Kannst du noch fragen? Gib mir meinen Sohn zurück, Schurke! Nenne die Summe für den Freikauf und sie soll bis zum letzten Sekal gezahlt werden, aber krümme ein Haar seines Hauptes, und du wirst es hundertfach bereuen!

So hast du in den letzten vierzig Jahren jeden Mond gedroht, Rascard. Du hast nichts, was ich haben will, außer deiner eigenen elenden Person. Behalte deinen Reichtum, und ich werde dich neben deinem Sohn von der höchsten Zinne auf Stornhöhe hängen lassen.

Rascard bezwang den Drang, mit voller laran-Kraft zuzuschlagen – der Feind hatte Alaric in seiner Gewalt. Er bemühte sich, ruhig zu bleiben, und erwiderte: Willst du mir nicht erlauben, meinen Sohn auszulösen? Nenne deinen Preis, und ich schwöre, du sollst ihn ohne Feilschen bekommen.

Er spürte den Triumph Ardrins von Storn. Natürlich hatte sein Feind nur auf eine solche Gelegenheit gewartet.

Ich werde ihn gegen dich austauschen, kam Ardrins Antwort durch die telepathische Verbindung. Komm her und liefere dich mir morgen vor Sonnenuntergang aus, und Alaric – falls er noch lebt oder, falls nicht, seine Leiche – soll deinen Leuten übergeben werden.

Rascard wußte, daß er nichts anderes hatte erwarten können. Aber Alaric war jung; er selbst hatte ein langes Leben hinter sich. Alaric konnte heiraten, den Clan und das Königreich wiederaufbauen. Es dauerte nur einen Augenblick, bis er antwortete.

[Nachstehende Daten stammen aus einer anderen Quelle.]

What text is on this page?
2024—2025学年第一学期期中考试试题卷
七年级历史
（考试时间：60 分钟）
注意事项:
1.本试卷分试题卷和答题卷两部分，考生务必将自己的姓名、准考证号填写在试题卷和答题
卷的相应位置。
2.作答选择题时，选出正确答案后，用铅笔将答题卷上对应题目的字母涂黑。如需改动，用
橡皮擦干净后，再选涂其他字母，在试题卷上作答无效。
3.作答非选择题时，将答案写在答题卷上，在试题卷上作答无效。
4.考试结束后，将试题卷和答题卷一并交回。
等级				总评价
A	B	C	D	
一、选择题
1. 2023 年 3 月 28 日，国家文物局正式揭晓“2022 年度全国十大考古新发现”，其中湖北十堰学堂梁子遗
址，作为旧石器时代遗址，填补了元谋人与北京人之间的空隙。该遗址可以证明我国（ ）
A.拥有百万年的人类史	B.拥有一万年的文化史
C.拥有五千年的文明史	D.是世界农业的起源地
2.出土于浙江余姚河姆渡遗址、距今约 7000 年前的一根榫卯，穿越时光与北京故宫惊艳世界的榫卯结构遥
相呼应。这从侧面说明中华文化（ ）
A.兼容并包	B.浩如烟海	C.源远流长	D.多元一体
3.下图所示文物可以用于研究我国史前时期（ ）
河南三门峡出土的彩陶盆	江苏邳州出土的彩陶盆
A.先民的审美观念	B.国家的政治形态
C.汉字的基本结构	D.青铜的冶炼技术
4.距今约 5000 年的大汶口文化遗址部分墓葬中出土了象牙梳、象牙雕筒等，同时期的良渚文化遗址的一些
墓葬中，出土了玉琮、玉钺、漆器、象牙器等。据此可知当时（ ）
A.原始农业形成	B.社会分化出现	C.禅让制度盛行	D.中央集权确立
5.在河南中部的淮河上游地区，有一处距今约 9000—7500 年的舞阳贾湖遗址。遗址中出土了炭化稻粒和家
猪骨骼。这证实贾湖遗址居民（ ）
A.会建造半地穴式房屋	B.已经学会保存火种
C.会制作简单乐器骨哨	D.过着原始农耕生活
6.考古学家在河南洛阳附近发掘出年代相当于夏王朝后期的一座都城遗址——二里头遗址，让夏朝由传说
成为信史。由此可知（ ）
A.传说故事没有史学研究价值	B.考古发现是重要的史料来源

Einverstanden. Aber nur, wenn er lebt. Stirbt er in deinen Händen, werde ich Storn über deinem Kopf mit Haftfeuer niederbrennen.

Vater, nein! Nicht um diesen Preis! rief Alaric. Ich werde nicht mehr so lange lebenund ich will auf keinen Fall, daß du für mich stirbst. Rascard spürte, wie die Stimme die schwachen Verteidigungen seines Sohnes durchschlug, und dann war Alaric fort, aus dem Rapport gefallen – ob tot oder bewußtlos, konnte er nicht sagen.

Kein Laut war im Wintergarten zu hören außer Erminies leises Schluchzen und ein weiterer Zornesausbruch des Lords von Storn.

Du hast mich um meine Rache betrogen, Rascard, alter Feind! Nicht ich habe ihm den Tod gegeben. Wenn du dein Leben gegen seine Leiche eintauschen möchtest, werde ich deinen Wunsch ehren …

Ehren? Wie kannst du es wagen, dieses Wort auszusprechen, Storn?

Weil ich kein Hammerfell bin! Jetzt verschwinde! Laß dir nicht einfallen, noch einmal nach Storn zu kommen – und wenn es im Geist wäre! schleuderte Ardrin ihm entgegen. Geh weg!

Erminie warf sich auf den Teppich und weinte wie ein Kind. Rascard von Hammerfell senkte den Kopf. Er war betäubt, leer, erschüttert. War die Blutrache nun um diesen Preis beendet worden?